Por Antonio Rodrigues do Nascimento*
Do mesmo modo que ignoramos as origens remotas de nossa genealogia, a imensa maioria dos mamelucos brasileiros desconhece a procedência da palavra usada para nomear os filhos de índios com brancos, ou, melhor dizendo, “filhos de índias com brancos”, afinal, aos guerreiros tapuias ou tupis nunca ofertaram alfacinhas portuguesas.
Outro dia descobri que a palavra “mameluco” (grafada “mamaluco” no século XVI) é originária do árabe “mamluk” (مملوك) que significa escravo, pajem ou criado. Seu uso teria se vulgarizado em Portugal, na Idade Média, “derivando do termo árabe denotativo da facção de escravos turcos” que engrossou as fileiras do exército muçulmano no Egito (Ronaldo Vainfas, A heresia dos índios: catolicismo e rebeldia no Brasil colonial).

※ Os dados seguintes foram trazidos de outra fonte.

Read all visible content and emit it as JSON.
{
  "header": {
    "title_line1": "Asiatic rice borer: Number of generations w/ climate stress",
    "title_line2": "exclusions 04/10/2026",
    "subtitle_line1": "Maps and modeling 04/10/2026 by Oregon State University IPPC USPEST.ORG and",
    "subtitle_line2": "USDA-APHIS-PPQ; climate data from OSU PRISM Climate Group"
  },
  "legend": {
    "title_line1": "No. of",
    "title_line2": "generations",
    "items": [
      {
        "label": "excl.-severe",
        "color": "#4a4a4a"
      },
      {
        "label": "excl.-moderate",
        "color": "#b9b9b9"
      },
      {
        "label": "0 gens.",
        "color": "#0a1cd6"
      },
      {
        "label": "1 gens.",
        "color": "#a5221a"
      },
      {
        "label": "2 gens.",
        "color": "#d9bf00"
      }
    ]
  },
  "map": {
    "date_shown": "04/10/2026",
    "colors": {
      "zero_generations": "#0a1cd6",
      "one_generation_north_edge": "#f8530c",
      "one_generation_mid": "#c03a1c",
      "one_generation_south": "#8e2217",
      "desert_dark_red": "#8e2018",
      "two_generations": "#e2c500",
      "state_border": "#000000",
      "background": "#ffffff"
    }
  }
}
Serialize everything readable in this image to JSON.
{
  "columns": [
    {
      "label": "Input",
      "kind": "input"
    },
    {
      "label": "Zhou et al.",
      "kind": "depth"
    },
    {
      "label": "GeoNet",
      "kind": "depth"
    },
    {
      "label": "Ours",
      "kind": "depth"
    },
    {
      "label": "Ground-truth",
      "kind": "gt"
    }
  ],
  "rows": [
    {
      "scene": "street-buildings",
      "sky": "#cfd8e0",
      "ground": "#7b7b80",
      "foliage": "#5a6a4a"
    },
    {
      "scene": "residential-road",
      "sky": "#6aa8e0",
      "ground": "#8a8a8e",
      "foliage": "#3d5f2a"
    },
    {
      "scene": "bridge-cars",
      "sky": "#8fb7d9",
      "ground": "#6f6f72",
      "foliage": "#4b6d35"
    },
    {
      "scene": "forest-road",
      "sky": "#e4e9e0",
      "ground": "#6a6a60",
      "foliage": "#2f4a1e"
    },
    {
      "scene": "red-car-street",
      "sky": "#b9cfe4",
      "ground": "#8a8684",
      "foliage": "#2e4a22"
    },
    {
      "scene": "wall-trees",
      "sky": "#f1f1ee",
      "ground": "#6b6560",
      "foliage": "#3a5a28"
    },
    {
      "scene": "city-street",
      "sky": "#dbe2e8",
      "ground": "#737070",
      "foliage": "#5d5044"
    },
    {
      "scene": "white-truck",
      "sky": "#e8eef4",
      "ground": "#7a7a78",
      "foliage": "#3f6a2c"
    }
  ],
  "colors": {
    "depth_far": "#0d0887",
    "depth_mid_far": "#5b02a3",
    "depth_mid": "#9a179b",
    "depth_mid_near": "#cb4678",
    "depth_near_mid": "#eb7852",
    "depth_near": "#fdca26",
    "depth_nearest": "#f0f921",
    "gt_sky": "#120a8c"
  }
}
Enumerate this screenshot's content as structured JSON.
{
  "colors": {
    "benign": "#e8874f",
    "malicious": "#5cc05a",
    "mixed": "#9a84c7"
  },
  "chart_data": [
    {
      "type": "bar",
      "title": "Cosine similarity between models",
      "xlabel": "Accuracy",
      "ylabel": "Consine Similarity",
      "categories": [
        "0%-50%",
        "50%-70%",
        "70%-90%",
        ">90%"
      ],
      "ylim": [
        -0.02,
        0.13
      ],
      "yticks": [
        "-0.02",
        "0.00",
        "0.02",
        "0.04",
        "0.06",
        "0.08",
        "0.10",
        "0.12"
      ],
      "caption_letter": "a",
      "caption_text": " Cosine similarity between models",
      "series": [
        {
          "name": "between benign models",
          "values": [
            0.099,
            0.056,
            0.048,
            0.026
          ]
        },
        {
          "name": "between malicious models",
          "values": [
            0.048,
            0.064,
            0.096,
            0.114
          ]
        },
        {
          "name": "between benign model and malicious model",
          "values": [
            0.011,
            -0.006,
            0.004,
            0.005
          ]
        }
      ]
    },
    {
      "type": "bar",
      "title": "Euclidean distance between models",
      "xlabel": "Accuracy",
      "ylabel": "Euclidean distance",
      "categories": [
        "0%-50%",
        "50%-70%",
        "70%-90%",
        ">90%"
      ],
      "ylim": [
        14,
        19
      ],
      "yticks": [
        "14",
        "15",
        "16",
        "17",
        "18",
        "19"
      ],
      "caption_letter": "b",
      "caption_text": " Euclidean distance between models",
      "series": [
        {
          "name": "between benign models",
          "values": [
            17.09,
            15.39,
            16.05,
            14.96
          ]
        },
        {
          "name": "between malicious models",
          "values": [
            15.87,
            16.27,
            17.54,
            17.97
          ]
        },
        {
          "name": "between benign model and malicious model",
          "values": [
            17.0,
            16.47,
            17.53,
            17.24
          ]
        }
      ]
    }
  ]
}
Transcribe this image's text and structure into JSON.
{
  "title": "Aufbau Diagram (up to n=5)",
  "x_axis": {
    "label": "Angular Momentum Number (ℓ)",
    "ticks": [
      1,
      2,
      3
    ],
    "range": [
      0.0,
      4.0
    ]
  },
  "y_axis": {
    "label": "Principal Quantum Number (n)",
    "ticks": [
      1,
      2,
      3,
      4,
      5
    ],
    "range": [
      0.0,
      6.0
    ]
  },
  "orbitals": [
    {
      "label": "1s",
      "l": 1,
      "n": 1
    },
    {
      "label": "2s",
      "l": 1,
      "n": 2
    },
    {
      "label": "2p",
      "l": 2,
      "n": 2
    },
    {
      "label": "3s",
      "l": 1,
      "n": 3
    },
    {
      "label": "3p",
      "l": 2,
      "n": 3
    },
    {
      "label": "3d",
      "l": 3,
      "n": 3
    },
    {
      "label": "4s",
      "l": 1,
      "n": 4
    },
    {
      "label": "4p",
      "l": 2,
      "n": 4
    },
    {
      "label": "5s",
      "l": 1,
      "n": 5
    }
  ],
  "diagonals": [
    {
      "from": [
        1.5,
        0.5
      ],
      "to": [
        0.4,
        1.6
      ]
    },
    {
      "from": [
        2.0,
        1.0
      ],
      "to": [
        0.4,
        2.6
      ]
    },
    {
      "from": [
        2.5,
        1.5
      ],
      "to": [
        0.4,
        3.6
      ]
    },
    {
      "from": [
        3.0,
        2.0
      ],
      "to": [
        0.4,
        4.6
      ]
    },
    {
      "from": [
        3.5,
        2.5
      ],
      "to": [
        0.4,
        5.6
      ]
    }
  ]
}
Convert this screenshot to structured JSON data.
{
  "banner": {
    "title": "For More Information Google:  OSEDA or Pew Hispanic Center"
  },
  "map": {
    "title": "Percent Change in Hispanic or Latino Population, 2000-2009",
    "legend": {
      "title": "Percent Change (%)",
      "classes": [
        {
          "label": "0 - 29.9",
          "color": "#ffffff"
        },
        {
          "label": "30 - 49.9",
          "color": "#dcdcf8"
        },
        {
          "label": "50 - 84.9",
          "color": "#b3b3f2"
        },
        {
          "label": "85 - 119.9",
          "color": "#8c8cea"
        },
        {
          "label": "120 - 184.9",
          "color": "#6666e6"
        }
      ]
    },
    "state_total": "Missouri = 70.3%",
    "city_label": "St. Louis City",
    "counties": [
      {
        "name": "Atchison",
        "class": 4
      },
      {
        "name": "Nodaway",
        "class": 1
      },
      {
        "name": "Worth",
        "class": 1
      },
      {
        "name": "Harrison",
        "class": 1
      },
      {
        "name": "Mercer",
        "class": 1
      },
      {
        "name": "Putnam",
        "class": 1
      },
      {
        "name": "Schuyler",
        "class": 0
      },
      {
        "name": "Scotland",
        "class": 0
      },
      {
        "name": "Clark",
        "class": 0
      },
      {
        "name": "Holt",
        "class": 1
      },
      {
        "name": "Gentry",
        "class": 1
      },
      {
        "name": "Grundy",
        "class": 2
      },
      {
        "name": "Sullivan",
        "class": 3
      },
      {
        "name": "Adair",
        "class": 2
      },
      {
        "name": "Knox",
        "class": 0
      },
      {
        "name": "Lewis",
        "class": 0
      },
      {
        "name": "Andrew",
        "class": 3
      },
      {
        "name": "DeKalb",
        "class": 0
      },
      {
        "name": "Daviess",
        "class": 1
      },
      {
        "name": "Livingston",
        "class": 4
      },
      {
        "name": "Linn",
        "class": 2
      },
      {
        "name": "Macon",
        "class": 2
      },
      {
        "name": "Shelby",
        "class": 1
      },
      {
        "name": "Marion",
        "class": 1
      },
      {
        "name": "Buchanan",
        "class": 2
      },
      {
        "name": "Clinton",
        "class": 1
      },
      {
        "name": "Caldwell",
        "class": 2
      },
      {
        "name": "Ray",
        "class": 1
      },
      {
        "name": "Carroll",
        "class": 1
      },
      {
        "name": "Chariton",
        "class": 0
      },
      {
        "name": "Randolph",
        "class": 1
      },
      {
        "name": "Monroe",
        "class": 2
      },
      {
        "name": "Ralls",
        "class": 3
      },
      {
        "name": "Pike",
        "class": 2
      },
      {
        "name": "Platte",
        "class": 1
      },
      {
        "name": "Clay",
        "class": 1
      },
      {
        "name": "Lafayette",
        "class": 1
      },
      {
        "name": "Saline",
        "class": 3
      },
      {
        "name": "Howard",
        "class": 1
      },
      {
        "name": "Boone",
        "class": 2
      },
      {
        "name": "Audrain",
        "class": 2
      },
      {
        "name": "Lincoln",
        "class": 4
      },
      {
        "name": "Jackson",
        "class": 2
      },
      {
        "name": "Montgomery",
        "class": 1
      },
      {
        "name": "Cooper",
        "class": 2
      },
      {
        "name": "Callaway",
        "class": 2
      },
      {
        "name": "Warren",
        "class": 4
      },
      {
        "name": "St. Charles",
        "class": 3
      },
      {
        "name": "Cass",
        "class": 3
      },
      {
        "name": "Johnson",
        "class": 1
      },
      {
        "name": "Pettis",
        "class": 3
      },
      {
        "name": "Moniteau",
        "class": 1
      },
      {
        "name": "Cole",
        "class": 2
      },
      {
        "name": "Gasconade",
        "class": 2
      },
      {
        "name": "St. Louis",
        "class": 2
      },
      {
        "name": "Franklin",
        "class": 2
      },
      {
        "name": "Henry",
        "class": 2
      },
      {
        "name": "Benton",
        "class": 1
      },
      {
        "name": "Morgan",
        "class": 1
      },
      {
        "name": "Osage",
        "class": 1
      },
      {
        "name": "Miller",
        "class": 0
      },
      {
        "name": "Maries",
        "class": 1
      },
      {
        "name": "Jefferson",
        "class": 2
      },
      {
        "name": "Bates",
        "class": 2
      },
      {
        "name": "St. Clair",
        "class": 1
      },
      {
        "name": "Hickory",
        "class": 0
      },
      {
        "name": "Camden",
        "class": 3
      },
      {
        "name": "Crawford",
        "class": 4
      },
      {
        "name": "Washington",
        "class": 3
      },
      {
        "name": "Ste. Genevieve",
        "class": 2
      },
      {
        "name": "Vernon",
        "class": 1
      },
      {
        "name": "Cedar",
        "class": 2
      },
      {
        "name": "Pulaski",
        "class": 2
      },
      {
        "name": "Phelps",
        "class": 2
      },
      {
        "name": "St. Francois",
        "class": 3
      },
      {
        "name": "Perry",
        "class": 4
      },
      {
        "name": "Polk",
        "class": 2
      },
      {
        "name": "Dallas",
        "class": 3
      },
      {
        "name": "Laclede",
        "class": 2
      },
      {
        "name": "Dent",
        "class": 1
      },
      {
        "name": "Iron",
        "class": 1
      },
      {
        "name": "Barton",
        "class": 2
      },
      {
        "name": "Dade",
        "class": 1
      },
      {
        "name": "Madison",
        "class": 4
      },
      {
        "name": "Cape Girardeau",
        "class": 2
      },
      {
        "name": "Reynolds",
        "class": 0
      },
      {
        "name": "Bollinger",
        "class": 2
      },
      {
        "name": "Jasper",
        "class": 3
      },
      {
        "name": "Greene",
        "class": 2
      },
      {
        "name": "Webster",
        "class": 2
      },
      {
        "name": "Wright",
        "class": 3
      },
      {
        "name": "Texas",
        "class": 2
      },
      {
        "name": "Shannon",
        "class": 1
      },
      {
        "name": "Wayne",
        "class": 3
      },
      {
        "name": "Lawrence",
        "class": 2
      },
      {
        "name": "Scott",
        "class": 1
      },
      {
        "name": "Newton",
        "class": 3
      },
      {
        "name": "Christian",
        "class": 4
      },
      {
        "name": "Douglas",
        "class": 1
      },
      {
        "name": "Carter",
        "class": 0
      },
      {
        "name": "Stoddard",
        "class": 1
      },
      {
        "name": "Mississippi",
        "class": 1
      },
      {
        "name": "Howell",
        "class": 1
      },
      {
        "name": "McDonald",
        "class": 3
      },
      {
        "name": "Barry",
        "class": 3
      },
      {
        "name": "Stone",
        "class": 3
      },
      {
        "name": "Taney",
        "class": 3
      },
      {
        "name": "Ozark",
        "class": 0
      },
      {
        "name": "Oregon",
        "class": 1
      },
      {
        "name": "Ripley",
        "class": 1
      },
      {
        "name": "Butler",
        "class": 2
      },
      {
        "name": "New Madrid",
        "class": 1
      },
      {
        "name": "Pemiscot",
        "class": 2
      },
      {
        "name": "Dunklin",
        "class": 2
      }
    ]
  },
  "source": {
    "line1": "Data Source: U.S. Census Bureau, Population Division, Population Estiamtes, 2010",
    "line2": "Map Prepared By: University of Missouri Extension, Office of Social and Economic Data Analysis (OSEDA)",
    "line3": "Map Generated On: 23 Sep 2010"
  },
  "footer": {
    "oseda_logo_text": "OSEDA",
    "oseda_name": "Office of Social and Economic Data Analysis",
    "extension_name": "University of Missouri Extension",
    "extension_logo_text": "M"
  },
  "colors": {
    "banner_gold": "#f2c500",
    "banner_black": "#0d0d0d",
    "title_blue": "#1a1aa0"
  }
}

Por associação de idéias fui conduzido ao termo “mulato”, usado para designar descendentes de negras com brancos. A palavra é originária do latim “mula”, a fêmea do mulo, animal resultante do cruzamento do jumento com égua, ou do cavalo com jumenta. As mulas, é sabido, são usadas como animais de carga e são estéreis.
A incursão ligeira pelos domínios da lingüística levou-me à conclusão de que assim como é verdadeiro o fato das palavras adquirirem sentidos diversos em função das variações de tempo e espaço, verdade é também que as transformações semânticas, ao menos no nosso caso, ainda não conseguiram apagar as nódoas de origem, os estigmas etimológicos das nossas “classificações raciais”.
Nesta altura do campeonato não há como deixarmos de ser mamelucos, mulatos ou cafuzos. Assim, permito-me apostar numa mais profunda e efetiva re-significação desses termos: um processo de distribuição de renda, capaz de elevar a massa de brasileiros mestiços, pobres e miseráveis, aos padrões de consumo da chamada “elite branca” (cf. Cláudio Lembo).
Ora, direis, o argumento é simplista, reduz a questão ao viés economicista. Eu vos direi, no entanto, que em termos de inteligência, graça, beleza, sensibilidade estética e virtuosismo artístico, mamelucos, mulatos e cafuzos sempre estiveram imunes às sujidades que lhes tentaram impingir os “homens bons”, os senhores de engenho e os capitães-do-mato.
Antonio Rodrigues do Nascimento, é advogado, filho legítimo e honrado de Taboão da Serra, onde mora e se abraça ao seu ofício de manter sua cidade na senda da Justiça.
Um comentário:
Recebemos via e-mail comentário de leitora residente em Santa Catarina:
"Bom amigo Antonio,
Que legal vê-lo tratar da questão de "nossa
identidade", sempre atribuída pelos "outros".
De fato a questão étnico-racial jamais deve ser
pensada de forma separada de seu "lugar social".
Da amiga saudosa,
Adriana Biller, mestranda em Direito Indígena – Florianópolis/SC"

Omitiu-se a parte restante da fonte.